Department of Research

Annalynn Galvin, PhD, RN is a new postdoctoral student and research-track assistant professor.  She received her Bachelors of Science Degree in Nursing through the Nursing Honors program at the University of Texas at Austin's School of Nursing. She later received her Masters of Science Degree in Nursing at the same institution, obtaining a degree in Child Health Nursing with a role specialty in Public Health. Her 7 years of pre-doctoral experience as a certified pediatric registered nurse in both acute care hospital settings and public health governmental settings coupled with her research experiences during her undergraduate studies resulted in her continued desire to conduct substantive research in key maternal and child health disparities on an individual and population level. Most recently, she earned her PhD in Health Behavior Research through the University of North Texas Health Science Center's School of Public Health in Fort Worth. During her doctoral program, she has had several manuscripts accepted in higher impact, peer-reviewed public health and behavioral journals. Additionally, she has presented her research at several local and national conferences, such as the American Public Health Association and the American Academy of Health Behavior, winning student awards in public health education and health promotion and maternal-child health. 
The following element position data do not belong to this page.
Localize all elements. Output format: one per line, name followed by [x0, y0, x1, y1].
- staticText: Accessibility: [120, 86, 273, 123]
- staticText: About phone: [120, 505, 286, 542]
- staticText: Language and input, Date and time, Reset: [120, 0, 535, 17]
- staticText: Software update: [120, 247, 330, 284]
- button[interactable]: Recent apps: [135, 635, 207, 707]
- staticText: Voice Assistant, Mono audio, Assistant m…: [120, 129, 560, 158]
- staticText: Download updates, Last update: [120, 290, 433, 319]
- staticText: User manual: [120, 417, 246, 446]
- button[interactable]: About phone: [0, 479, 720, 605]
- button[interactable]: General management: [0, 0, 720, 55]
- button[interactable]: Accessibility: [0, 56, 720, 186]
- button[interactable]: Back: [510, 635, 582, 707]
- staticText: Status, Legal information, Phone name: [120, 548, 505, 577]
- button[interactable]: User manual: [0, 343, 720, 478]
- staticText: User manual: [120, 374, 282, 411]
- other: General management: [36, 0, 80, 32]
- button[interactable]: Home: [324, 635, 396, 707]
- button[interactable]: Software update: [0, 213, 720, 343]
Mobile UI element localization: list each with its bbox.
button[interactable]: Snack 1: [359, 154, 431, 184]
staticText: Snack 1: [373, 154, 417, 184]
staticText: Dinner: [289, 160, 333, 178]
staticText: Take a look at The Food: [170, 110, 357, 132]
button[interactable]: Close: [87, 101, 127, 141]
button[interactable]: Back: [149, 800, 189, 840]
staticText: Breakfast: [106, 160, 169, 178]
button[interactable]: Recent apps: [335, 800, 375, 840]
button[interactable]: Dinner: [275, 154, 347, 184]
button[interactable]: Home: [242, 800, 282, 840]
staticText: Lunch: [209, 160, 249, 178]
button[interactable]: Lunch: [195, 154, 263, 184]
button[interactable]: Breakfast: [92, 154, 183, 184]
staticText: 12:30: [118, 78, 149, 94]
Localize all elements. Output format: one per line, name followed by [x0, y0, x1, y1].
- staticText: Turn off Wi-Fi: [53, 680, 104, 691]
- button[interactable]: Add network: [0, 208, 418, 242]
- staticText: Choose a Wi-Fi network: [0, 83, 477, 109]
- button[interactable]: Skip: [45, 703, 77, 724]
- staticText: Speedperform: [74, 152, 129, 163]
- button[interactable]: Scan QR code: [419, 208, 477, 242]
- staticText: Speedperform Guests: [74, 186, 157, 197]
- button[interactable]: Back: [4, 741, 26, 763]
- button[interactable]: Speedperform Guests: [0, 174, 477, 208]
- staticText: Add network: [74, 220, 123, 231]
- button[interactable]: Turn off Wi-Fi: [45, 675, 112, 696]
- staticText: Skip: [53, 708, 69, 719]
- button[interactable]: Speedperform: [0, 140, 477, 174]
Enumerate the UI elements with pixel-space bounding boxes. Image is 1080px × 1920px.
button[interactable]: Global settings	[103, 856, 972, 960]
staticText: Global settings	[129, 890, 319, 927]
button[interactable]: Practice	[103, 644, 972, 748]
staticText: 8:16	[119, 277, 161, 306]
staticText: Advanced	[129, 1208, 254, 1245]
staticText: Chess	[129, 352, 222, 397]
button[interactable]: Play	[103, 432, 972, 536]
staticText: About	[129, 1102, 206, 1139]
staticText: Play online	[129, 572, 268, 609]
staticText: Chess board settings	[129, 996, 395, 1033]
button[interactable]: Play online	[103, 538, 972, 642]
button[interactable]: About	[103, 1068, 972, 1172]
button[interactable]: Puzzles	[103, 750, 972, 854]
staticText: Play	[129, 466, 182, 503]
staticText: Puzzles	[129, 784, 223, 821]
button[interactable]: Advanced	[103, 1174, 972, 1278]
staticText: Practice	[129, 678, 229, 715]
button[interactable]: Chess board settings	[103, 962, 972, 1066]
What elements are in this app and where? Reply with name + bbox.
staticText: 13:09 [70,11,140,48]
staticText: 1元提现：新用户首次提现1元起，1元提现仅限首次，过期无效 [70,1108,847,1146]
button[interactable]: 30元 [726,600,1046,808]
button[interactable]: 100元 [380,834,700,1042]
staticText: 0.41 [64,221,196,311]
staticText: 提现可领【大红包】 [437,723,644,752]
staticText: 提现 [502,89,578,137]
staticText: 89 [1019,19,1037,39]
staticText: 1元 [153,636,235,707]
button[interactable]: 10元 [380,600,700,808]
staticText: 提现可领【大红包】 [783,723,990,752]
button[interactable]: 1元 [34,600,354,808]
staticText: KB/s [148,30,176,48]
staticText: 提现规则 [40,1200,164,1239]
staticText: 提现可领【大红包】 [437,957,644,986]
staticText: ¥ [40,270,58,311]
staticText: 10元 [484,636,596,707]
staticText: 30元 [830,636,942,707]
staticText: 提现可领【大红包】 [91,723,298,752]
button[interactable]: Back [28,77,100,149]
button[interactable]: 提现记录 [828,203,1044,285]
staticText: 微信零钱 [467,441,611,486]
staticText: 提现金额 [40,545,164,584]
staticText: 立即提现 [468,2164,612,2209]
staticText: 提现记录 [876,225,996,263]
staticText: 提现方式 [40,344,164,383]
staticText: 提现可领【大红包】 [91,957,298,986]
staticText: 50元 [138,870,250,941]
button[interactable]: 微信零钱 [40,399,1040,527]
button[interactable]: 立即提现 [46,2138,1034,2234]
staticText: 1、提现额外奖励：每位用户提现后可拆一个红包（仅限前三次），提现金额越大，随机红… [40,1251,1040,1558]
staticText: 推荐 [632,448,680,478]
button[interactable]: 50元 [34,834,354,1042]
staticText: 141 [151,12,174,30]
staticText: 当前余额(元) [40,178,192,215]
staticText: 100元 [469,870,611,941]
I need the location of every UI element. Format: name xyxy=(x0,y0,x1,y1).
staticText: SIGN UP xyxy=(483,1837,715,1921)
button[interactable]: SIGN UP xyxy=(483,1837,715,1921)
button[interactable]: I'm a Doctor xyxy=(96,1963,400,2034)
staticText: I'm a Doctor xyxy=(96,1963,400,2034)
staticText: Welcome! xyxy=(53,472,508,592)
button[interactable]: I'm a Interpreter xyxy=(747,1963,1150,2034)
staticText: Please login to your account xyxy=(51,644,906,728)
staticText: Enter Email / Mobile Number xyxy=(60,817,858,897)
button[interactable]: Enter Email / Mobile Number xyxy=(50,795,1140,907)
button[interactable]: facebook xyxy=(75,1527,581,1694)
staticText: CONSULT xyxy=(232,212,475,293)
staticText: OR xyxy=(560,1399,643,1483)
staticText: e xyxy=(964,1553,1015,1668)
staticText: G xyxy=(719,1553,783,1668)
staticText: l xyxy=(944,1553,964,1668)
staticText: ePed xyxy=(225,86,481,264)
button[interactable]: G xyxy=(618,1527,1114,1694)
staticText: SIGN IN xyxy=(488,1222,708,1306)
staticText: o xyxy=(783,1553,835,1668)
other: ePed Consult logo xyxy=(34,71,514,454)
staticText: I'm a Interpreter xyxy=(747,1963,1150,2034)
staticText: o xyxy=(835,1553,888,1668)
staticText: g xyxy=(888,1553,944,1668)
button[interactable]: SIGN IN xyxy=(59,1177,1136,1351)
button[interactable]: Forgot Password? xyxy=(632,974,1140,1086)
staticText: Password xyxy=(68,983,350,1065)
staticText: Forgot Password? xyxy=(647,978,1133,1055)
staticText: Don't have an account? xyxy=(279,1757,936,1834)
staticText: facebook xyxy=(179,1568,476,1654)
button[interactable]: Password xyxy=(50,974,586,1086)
University of North Texas Health Science Center School of Public Health, Fort Worth, TX
PhD - Public Health Sciences: Health Behavior Research

University of Texas School of Nursing, Austin, TX
MSN - Child Health Nursing with Role Specialty in Public Health

University of Texas School of Nursing, Austin, TX
BSN - Undergraduate Nursing Honors Program

Clinical/Research Focus

Dr. Galvin’s research interests primarily focus on using mixed-methods research to improve sexual and reproductive health equity in screening and prevention throughout the life course, especially among vulnerable maternal and child populations, such as women and families experiencing homelessness.